Road to “State of Emergency

By

Abdulrazaque Bello-Barkindo

razbell73@hotmail.com

 

Without doubt our country is seriously divided on many issues. We are divided on Sharia, on capital punishment and on the safety and security of our fellow citizens. Yes, we may have ignored the reality because only our neighbours have fallen victim to robbers; and not us. But another kind of thief is now on the prowl. This one, with mere word of mouth, takes away our hard earned freedom of deciding where to live.

 

We are divided on that decision as well. When Governor Joshua Dariye rode his Trojan ego on the road to the “state of emergency”, not many predicted where it would land him. Like a drunken sailor, Dariye threw caution to the winds. Having spent more time in Britain lately than in Plateau State Dariye’s speeches became more Blairesque. Resplendent with anecdotes on Al Qaida and other such already discredited jargon that is dragging even the world’s most powerful people to the mud, there is little surprise that he fell faster than he imagined. The state became not Plateau, but a “state of emergency.”

 

Naturally, what followed was a concert of opinions on the president’s action. Imposing a state of emergency on the plateau, many argue, is wrong. But if it is wrong, what is right?

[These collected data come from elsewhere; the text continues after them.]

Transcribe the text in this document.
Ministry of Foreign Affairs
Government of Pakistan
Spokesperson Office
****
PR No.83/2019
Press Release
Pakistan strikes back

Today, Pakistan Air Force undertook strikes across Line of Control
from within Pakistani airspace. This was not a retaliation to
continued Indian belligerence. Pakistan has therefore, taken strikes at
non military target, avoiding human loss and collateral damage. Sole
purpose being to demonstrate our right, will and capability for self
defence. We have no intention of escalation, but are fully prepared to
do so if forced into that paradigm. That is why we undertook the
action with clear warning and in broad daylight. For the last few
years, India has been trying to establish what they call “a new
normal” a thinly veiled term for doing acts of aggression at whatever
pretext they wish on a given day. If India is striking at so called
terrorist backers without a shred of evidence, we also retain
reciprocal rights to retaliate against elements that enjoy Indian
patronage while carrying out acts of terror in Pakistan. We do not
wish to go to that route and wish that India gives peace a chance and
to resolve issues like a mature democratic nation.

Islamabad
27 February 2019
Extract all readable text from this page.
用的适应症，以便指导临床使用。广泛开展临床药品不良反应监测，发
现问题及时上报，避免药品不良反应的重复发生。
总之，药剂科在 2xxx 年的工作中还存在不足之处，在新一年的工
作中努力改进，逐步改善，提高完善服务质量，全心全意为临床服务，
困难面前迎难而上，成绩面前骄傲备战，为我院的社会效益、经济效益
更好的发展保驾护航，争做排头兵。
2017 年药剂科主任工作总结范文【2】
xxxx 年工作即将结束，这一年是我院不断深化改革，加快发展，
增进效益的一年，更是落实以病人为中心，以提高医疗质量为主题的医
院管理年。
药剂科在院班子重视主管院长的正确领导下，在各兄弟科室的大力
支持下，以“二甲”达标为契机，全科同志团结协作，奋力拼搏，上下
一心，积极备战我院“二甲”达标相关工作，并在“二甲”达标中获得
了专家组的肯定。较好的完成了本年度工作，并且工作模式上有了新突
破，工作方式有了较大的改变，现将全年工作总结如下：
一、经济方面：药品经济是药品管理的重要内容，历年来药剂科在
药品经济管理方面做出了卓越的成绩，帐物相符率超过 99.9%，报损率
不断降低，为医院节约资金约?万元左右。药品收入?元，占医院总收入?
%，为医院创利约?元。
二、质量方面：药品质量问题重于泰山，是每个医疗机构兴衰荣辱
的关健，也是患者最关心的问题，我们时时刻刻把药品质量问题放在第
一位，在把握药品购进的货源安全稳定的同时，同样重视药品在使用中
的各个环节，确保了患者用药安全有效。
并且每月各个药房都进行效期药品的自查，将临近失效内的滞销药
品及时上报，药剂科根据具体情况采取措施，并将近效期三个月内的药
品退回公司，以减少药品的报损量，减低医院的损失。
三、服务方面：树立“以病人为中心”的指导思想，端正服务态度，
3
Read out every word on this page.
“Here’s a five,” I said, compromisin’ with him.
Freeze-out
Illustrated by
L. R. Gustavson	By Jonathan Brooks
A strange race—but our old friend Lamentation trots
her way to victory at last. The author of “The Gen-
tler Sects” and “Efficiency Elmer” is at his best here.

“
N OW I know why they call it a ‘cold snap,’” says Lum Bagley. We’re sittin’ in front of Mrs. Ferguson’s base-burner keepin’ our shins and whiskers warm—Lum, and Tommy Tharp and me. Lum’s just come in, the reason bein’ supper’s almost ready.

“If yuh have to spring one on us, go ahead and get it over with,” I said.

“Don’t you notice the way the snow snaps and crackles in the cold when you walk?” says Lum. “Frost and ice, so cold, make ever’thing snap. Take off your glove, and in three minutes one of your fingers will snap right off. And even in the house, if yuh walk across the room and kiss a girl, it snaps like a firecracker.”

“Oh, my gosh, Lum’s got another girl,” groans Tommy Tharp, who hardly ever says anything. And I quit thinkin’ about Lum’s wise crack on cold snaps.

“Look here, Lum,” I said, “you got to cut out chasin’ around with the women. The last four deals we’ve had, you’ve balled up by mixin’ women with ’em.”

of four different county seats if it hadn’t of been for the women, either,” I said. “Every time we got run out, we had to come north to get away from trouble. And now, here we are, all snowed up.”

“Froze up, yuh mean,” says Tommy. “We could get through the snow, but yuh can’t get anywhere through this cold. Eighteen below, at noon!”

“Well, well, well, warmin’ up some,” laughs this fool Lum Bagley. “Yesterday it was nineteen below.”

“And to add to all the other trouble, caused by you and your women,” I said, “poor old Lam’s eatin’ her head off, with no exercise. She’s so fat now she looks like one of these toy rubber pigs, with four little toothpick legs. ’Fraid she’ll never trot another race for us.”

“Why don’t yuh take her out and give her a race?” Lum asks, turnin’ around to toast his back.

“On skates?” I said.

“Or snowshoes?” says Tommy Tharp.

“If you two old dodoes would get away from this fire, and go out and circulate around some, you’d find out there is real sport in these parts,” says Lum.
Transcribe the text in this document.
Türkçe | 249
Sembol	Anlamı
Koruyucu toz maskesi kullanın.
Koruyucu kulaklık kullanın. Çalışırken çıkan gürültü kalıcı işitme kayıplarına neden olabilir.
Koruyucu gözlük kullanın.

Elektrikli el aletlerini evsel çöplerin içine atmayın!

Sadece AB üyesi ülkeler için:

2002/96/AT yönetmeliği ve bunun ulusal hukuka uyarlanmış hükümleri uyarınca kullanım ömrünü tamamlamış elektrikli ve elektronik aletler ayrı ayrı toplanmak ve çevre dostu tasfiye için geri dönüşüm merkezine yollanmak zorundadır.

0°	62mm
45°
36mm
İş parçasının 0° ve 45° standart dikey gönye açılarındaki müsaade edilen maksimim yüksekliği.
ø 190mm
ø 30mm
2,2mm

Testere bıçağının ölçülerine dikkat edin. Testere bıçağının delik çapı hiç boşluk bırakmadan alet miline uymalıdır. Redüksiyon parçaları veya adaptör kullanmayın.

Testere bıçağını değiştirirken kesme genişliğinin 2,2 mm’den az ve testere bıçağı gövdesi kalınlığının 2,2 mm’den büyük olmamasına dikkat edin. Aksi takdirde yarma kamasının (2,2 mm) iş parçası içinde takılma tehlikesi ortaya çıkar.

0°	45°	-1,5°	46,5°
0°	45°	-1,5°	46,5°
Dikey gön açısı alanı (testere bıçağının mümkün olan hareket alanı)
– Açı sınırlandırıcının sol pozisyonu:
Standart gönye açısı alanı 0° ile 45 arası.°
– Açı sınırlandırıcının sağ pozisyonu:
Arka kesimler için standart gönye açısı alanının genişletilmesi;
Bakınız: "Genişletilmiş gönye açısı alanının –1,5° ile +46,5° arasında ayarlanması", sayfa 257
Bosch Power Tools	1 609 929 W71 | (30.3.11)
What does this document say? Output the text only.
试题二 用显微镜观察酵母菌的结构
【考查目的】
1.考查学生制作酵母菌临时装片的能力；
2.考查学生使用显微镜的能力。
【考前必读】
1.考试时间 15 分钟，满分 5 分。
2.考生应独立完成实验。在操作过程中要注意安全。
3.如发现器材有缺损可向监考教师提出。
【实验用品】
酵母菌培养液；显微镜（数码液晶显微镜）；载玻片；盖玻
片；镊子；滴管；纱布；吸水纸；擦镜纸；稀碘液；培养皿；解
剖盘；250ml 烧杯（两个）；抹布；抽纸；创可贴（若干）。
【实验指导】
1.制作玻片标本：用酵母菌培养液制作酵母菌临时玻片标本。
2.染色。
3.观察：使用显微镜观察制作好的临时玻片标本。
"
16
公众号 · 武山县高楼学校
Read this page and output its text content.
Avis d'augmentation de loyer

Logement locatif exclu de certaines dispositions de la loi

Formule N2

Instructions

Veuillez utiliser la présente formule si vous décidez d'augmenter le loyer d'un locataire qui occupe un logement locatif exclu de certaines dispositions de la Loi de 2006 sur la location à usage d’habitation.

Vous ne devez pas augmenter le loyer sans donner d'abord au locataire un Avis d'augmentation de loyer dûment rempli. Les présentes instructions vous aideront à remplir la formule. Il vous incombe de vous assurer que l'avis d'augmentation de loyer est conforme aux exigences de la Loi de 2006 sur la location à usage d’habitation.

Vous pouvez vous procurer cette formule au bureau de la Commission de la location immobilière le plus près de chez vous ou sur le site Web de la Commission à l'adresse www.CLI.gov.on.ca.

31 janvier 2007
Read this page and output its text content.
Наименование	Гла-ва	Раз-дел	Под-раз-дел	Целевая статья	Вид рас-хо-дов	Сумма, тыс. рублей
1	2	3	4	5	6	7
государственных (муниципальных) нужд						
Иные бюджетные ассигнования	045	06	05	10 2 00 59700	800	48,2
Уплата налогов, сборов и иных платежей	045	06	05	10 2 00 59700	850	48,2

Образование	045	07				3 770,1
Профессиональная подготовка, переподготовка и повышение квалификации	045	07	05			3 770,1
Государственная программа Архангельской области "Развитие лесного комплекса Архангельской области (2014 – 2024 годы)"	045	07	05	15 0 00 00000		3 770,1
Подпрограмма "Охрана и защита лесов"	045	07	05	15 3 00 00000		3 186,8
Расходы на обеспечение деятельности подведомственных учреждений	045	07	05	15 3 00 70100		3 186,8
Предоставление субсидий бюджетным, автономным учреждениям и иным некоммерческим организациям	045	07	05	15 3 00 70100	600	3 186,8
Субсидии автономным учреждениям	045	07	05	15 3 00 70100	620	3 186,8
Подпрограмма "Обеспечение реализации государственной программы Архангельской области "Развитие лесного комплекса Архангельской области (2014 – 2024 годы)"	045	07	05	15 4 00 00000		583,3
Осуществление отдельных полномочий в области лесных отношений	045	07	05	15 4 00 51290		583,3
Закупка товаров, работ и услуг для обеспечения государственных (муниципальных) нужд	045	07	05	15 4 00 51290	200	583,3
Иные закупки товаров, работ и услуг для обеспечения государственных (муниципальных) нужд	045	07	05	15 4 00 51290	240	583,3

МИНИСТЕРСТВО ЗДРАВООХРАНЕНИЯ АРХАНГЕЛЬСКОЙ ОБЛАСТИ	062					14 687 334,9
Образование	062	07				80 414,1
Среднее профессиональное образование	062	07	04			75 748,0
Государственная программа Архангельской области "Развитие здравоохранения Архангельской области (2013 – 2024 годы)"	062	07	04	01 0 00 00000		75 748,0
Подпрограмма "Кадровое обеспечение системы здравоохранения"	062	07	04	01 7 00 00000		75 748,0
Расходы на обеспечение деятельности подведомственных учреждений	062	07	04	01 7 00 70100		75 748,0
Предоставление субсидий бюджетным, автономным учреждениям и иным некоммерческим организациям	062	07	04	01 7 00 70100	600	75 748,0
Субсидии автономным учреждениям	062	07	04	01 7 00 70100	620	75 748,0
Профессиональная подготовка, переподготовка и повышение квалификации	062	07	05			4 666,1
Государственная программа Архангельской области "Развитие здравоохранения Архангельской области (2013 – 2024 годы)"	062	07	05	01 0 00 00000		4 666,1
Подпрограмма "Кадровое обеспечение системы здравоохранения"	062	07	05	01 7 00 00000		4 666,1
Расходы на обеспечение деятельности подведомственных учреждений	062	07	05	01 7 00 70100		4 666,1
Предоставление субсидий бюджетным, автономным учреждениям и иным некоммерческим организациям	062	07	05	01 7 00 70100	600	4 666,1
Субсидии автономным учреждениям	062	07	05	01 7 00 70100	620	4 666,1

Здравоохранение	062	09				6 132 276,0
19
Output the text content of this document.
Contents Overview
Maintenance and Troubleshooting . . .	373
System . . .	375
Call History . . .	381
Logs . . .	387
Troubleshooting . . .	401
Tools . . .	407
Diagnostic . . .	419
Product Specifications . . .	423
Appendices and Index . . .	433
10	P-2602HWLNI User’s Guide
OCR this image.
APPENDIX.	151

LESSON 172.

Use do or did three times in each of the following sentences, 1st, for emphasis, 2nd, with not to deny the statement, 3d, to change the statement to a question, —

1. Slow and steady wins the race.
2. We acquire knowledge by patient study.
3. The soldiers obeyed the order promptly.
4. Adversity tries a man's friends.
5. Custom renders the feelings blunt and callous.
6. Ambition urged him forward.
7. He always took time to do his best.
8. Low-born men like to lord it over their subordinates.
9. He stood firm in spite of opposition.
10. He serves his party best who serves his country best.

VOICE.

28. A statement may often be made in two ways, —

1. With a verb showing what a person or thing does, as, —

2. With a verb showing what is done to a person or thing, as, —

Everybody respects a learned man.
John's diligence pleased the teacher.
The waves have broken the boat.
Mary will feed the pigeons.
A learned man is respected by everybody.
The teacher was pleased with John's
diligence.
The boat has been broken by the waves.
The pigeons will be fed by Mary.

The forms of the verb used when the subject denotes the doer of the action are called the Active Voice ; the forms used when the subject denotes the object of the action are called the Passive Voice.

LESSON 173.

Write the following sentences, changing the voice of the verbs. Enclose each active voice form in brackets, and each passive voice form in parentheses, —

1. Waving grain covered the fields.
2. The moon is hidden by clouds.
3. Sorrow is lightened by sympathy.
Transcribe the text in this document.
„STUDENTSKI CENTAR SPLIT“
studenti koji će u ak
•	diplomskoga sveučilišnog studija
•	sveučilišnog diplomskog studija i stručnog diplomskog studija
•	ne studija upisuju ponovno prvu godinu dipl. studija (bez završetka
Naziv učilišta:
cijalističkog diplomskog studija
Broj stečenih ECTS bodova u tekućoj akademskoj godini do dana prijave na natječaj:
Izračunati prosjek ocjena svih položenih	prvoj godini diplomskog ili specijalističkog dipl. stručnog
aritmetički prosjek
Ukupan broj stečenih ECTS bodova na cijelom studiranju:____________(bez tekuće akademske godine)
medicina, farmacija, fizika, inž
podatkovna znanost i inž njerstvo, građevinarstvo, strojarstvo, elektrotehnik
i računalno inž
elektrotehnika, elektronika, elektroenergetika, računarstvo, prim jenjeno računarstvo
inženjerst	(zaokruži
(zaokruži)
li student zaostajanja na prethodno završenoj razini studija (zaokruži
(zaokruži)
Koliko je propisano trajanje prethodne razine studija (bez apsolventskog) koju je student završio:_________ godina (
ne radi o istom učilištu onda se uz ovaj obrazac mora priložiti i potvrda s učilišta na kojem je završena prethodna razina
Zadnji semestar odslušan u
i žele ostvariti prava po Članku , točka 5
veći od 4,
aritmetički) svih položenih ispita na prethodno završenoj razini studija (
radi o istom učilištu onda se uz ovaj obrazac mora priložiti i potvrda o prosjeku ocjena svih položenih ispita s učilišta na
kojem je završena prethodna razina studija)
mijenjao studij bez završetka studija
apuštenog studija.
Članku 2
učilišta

Not a single critic of the president has suggested any sensible alternative to the president’s panic action. We had on our hands a total collapse of law and order in a densely populated, multicultural and multi-religious region and a governor who cared less.

 

While in the past President Obasanjo had been exhorting the citizenry to be tolerant of one another and law abiding at all times, we fell into a ditch where the chief security officer of a state was holding court with utmost lack of moderation. It is wrong that Muslims are for- and Christians are against- the president’s action, because it sought to protect, they say, the interests of only Muslims, but how do they expect a father to intervene in a fight where five huge brothers of the same mother are lynching two skinny adopted children, all of the same family?  Without any hinge of remorse, I say that imposing a state of emergency in plateau was right, to the extent that moderation and enlightenment had taken flight and given way to extremism even within the corridors of state power.

 

If the governor himself had adopted these simple principles of moderation and enlightenment, we may have been reading a different story in our media. These are but words, but they carry great weight because they form the fulcrum of democracy. A moderate person avoids extremes and is temperate in conduct and expression especially when he occupies an important political position. An enlightened person is well-informed, knowledgeable and free from prejudice. Dariye is neither.

 

He made his bed, he is lying in it! Why should we sympathise with a governor who aimlessly groups some of his voters along with Al Qaida? It is a pity that every attempt to inculcate the virtues of tolerance and moderation in our body politic is not getting anywhere. It is even more disheartening that not just the madding crowd but an important segment of our political elite, especially those who derive their powers from a clumsy hand-in-glove favour with the religious elite now spearhead the violence and publicly display their intolerance towards others. Unless such people expunge their prejudices, the goal of attaining unity among Nigerians will remain a pipe dream.

 

We have seen in Bauchi how Rev Yakubu Pam was termed an idiot by President Obasanjo for his intolerance just as the JNI Secretary Abdulazeez Yusuf made a fool of himself by his utterances; asking Obasanjo if he really wanted to bring peace to the nation. Short of saying that the two religious leaders were playing to the gallery, they also consider the tenets of moderation and enlightenment an antithesis of their religious doctrines. These are people who should, without any prodding, help the nation achieve its much desired peace and unity. They might have in their preaching in the past paid lip-service to peaceful co-existence but on that day, they publicly showed that they were loose and misguided extremists. Their flocks were certainly without their herdsmen. And since they were recognised leaders of some kind, it becomes obvious why intolerance permeates the rungs and cadres of our society at all levels.

 

The question is what to do with such evil “men of God?” We must stop them! Since 1984 no one has dared to curb the excesses of religious leaders, Christian or Muslim. Their numbers are not only multiplying in geometric proportion, but their excesses are becoming more heinous. Worse still, they are being lapped up by successive governments for reasons that are more un-Godly than evil can be. The result of this is that just as Nigeria is struggling to develop its democracy, laws and actions that denigrate minorities and women are becoming more rampant in our societies. We are finding new names for the non-indigent, calling them settlers and migrants. We are also sentencing women to death by stoning, a thing that even Iran which has and omnipotent clergy has abolished and which Pakistan a totally Muslim country is trying to do. To my mind, any leader, political or religious who admonishes his people to retaliate or kill either for the well-being of their society or to find a short-cut to jannat does not belong in this day and age.